We can see from the ANOVA results that the difference between the models is significant, and the random intercept and random slope model provides a better fit to the data than the random intercept model.

Let's see if we can still improve the fit by introducing interactions in the random intercept and random slope model between week and treatment. The code below fits the model and summarizes the results, after which we'll again use ANOVA to compare.

```{r}
BPRS_ref2 <- lmer(bprs ~ week * treatment + (week | subject), data = BPRSL, REML = FALSE)
summary(BPRS_ref2)
```

The fixed effects results are somewhat different now than in the previous model, with the estimate for treatment being much lower. The standard errors for both estimates are also somewhat larger. We can also see from the estimated regression parameters for the introduced interaction that the slope of change in bprs is on average 0.72 times higher in treatment group 2 than in group 1. Let's now compare the models with ANOVA.

```{r}
anova(BPRS_ref2, BPRS_ref1)
```

We can see that the model with interactions provides a still better fit to the data.

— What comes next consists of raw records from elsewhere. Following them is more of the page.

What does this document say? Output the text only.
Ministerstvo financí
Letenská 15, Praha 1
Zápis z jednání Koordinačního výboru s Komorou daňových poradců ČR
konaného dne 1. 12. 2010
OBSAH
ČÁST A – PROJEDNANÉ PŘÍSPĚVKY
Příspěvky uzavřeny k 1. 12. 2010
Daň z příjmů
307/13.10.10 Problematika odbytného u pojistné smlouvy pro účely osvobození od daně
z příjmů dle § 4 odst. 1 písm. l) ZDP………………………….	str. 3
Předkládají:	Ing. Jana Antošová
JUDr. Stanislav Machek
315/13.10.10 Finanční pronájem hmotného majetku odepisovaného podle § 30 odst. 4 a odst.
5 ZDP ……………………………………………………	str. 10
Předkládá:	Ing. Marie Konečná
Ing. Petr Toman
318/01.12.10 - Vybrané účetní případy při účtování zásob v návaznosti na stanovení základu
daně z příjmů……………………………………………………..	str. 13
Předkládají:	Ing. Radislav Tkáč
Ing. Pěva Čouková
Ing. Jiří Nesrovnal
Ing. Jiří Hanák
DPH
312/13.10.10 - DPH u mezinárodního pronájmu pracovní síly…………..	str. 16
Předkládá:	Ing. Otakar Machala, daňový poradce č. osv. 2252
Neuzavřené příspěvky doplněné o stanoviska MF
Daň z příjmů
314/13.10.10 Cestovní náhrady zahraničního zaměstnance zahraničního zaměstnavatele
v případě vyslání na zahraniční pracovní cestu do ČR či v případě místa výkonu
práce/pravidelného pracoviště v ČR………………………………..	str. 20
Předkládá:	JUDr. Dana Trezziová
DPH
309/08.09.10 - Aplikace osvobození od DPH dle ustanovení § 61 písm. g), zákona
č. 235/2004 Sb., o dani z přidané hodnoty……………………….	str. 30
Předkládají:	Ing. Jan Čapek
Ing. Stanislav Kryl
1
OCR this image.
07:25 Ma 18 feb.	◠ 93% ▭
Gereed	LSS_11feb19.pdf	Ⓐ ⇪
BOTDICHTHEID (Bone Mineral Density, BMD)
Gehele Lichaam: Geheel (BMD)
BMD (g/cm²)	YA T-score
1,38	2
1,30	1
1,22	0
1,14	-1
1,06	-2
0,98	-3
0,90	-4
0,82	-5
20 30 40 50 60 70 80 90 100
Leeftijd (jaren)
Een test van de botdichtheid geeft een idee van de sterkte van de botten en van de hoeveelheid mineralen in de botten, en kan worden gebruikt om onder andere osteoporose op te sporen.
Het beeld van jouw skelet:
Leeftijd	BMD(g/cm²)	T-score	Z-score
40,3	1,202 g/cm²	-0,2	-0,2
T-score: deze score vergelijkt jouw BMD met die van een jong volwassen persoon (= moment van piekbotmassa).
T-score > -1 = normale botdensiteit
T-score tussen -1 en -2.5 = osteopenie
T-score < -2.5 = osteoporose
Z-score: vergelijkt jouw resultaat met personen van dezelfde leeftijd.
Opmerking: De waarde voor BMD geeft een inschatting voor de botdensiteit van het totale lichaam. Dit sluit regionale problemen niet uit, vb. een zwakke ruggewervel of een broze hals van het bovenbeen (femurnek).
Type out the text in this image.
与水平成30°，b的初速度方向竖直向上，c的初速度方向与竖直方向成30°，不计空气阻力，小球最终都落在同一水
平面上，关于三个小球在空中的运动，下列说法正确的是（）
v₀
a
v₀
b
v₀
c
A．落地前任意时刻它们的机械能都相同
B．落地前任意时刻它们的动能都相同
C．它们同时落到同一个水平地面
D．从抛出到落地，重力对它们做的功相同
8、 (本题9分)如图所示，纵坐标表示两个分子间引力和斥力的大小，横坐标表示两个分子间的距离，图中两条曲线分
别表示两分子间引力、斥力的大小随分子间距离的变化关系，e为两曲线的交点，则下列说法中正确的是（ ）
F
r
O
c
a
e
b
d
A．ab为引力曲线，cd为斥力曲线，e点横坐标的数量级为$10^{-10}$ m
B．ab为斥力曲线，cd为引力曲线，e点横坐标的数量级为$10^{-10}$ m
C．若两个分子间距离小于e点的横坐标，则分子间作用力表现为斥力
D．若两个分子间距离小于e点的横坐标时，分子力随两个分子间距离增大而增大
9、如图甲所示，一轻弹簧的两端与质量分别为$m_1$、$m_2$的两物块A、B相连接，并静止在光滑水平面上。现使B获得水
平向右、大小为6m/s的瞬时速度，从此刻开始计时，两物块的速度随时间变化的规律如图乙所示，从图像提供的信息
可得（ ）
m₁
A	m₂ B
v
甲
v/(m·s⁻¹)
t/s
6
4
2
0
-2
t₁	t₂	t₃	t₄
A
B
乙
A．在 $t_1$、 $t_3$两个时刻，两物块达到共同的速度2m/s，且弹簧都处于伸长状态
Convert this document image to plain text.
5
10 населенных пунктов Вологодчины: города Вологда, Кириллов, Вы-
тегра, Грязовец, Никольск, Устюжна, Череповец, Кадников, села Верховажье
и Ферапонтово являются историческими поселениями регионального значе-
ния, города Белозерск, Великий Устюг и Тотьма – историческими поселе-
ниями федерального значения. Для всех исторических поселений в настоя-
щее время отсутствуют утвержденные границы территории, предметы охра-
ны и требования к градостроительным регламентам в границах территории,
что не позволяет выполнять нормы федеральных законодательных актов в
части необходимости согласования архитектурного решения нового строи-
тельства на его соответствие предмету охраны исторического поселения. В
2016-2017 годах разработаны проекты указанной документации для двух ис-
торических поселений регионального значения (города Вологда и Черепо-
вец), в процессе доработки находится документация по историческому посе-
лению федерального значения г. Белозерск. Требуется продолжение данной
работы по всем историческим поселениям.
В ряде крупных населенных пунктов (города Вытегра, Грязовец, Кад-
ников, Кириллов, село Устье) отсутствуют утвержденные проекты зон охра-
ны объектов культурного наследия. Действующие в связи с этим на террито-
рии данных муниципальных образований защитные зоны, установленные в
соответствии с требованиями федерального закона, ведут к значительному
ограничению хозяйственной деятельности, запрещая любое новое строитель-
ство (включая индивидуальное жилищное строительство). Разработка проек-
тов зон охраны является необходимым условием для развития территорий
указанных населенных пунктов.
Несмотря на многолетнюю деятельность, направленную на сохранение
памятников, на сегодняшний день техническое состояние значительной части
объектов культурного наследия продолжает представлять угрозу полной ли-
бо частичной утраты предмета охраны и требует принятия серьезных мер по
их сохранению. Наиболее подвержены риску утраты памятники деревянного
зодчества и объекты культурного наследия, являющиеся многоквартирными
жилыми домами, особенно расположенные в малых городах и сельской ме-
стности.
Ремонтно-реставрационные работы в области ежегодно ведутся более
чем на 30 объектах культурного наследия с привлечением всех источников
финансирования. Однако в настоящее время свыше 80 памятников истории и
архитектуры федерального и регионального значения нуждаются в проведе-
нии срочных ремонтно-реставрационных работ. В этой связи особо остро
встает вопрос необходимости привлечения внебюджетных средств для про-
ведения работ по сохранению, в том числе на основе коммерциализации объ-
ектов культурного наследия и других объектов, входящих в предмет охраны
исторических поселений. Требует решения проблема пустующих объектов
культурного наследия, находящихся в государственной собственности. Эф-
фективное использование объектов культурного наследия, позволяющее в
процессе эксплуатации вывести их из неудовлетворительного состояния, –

Let's finally plot the fitted values from the interaction next to the observed values, to see how well they align.

```{r}
# Create a vector of the fitted values
Fitted <- fitted(BPRS_ref2)

# Create a new column fitted to BPRSL
BPRSL <- BPRSL %>%
  mutate(Fitted)

# Plot the fitted values for the two treatment groups
ggplot(BPRSL, aes(x = week, y = Fitted, group = subject)) +
  geom_line(aes(color = subject)) +
  facet_grid(. ~ treatment, labeller = label_both) +
  scale_x_continuous(name = "weeks", breaks = seq(0, 8, 1)) +
  scale_y_continuous(name = "fitted bprs") +
  theme(legend.position = "top")
```

It seems that the fitted values seem to align better with the observed values in the first treatment group. However, observed values in the second group included individuals whose bprs values went up and down over the weeks guite drastically. For these individuals, the model might not capture the variance so well.